In Deutschland ruhen alle Erfolgsaussichten des BSW auf dem W. Ohne Sahra Wagenknecht wären auch ihre alten und neuen Genossen mit der SED-PDS-Die-Linke im Orkus der Berliner Republik versunken. Ansonsten ist derzeit niemand in Sicht, der genügend anders wäre oder auch nur anders daherkäme in der deutschen Politikarena. Die AfD hatte schon in der längst vergangenen Gründungsform der Professoren-Partei gegen den Euro keine Person, die sie anders aussehen ließ. Für die folgenden Vorleute gilt das bis heute.
Roland Tichy schrieb im Aufgreifen einer Beobachtung von Gerd Held: Nein, es wird keine Revolution der Tätigen gegen die Regierung geben, die sie zunehmend entmündigt. Wer arbeitet, hat keine Zeit für Demonstrationen.
Wer arbeitet, hatte nicht nur schon immer keine Zeit für Demonstrationen, sondern auch keine Aufmerksamkeitsreserven für das Studium von Parteiprogrammen, den Besuch von Parteiveranstaltungen, die Lektüre von Politikartikeln, das Anhören von Politikeransprachen und so weiter. Man wählte, weil man das tut, man wählte, was die Peer Leader wählten, die Multiplikatoren im sozialen Umfeld. Jene, die irgendwann das Gefühl überwältigte, wozu wählen, es bessert sich doch nichts, bilden den Kern der gestiegenen Zahl der Nichtwähler. Strukturell hat sich nichts geändert – nur die Peer Leader sind jetzt anders, aber nicht auf ansprechend sympathische Weise, sondern mit abstoßenden Ansichten und Sitten.
Werte Leser, ich weiß, was Sie schreiben werden, warum das mit der AfD nicht stimmt, die Gegenargumente einzelner unter Ihnen könnte ich hier gleich mit dazu setzen.

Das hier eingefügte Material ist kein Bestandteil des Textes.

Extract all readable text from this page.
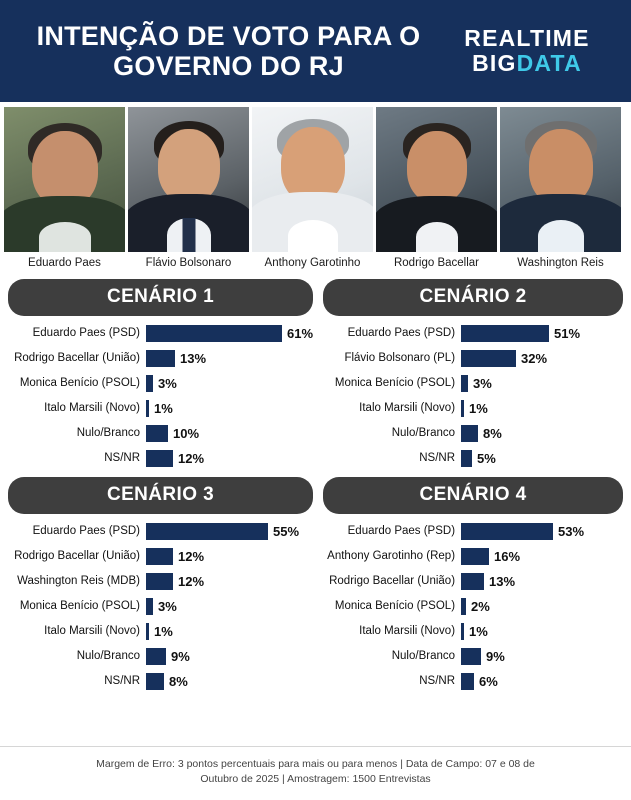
INTENÇÃO DE VOTO PARA O GOVERNO DO RJ
REALTIME
BIGDATA
Eduardo Paes	Flávio Bolsonaro	Anthony Garotinho	Rodrigo Bacellar	Washington Reis
CENÁRIO 1
Eduardo Paes (PSD)	61%
Rodrigo Bacellar (União)	13%
Monica Benício (PSOL)	3%
Italo Marsili (Novo)	1%
Nulo/Branco	10%
NS/NR	12%
CENÁRIO 2
Eduardo Paes (PSD)	51%
Flávio Bolsonaro (PL)	32%
Monica Benício (PSOL)	3%
Italo Marsili (Novo)	1%
Nulo/Branco	8%
NS/NR	5%
CENÁRIO 3
Eduardo Paes (PSD)	55%
Rodrigo Bacellar (União)	12%
Washington Reis (MDB)	12%
Monica Benício (PSOL)	3%
Italo Marsili (Novo)	1%
Nulo/Branco	9%
NS/NR	8%
CENÁRIO 4
Eduardo Paes (PSD)	53%
Anthony Garotinho (Rep)	16%
Rodrigo Bacellar (União)	13%
Monica Benício (PSOL)	2%
Ítalo Marsili (Novo)	1%
Nulo/Branco	9%
NS/NR	6%
Margem de Erro: 3 pontos percentuais para mais ou para menos | Data de Campo: 07 e 08 de
Outubro de 2025 | Amostragem: 1500 Entrevistas
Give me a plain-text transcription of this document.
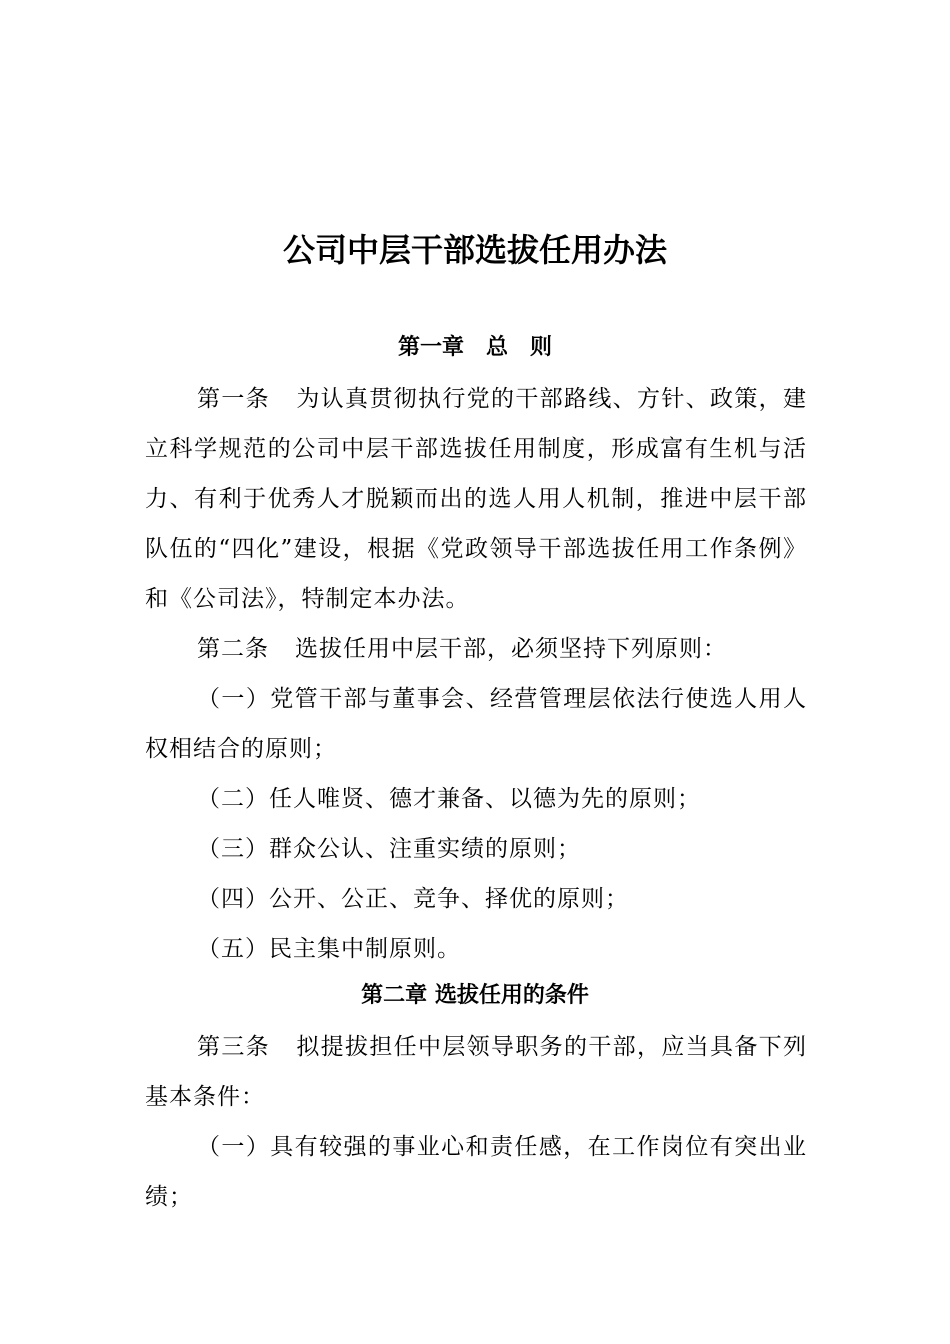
公司中层干部选拔任用办法
第一章　总　则

第一条 为认真贯彻执行党的干部路线、方针、政策，建立科学规范的公司中层干部选拔任用制度，形成富有生机与活力、有利于优秀人才脱颖而出的选人用人机制，推进中层干部队伍的“四化”建设，根据《党政领导干部选拔任用工作条例》和《公司法》，特制定本办法。

第二条 选拔任用中层干部，必须坚持下列原则：

（一）党管干部与董事会、经营管理层依法行使选人用人权相结合的原则；

（二）任人唯贤、德才兼备、以德为先的原则；

（三）群众公认、注重实绩的原则；

（四）公开、公正、竞争、择优的原则；

（五）民主集中制原则。

第二章 选拔任用的条件

第三条 拟提拔担任中层领导职务的干部，应当具备下列基本条件：

（一）具有较强的事业心和责任感，在工作岗位有突出业绩；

Aber meine Beobachtungen, die mich zu diesem Befund bringen, betreibe ich seit bald sechzig Jahren ununterbrochen – von drinnen in der FDP bis draußen im riskanten Leben des Freiberuflers seit Mitte der 1990er. Zeitgenossen, die sich informieren, ihre Meinung bilden und dann entscheiden, ob und was sie wählen, gibt es wenige. Die meisten folgen ihrem Umfeld oder ziehen sich in die Gartenlaube zurück wie im Biedermeier des Vormärz.
In meinem eingangs erwähnten Beitrag Der Grünen demoskopischer Aufstieg und Fall steht: Medienmehrheit statt Wählermehrheit ist die Machtbasis der Grünen.

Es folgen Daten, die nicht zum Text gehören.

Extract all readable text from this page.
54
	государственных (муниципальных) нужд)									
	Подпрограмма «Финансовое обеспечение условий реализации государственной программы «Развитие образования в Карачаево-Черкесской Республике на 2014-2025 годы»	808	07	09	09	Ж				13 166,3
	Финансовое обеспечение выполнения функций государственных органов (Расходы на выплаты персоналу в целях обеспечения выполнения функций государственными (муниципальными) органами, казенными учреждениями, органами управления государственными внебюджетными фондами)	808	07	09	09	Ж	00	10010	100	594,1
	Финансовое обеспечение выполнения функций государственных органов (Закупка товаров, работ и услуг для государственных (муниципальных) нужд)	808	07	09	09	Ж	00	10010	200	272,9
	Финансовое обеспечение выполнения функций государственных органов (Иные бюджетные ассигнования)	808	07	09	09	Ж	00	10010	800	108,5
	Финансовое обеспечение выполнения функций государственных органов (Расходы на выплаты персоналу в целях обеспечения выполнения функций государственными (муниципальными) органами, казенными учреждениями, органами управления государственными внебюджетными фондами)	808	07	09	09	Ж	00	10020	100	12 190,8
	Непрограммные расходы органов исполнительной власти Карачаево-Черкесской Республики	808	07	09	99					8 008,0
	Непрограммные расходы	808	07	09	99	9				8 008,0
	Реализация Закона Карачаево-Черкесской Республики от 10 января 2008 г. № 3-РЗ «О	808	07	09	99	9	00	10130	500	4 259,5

Die Medienmehrheit ist der archimedische Punkt. Wahlen können es beim deutschen Wahlrecht nicht sein, weil das Wahlrecht des Grundgesetzes aus lauter Angst vor Weimarer Verhältnissen die Bürger so gründlich von der Ausübung demokratischer Rechte ausgeschlossen hat, dass die real existierende Berliner Republik geradezu in Weimarer Verhältnisse getrieben wurde.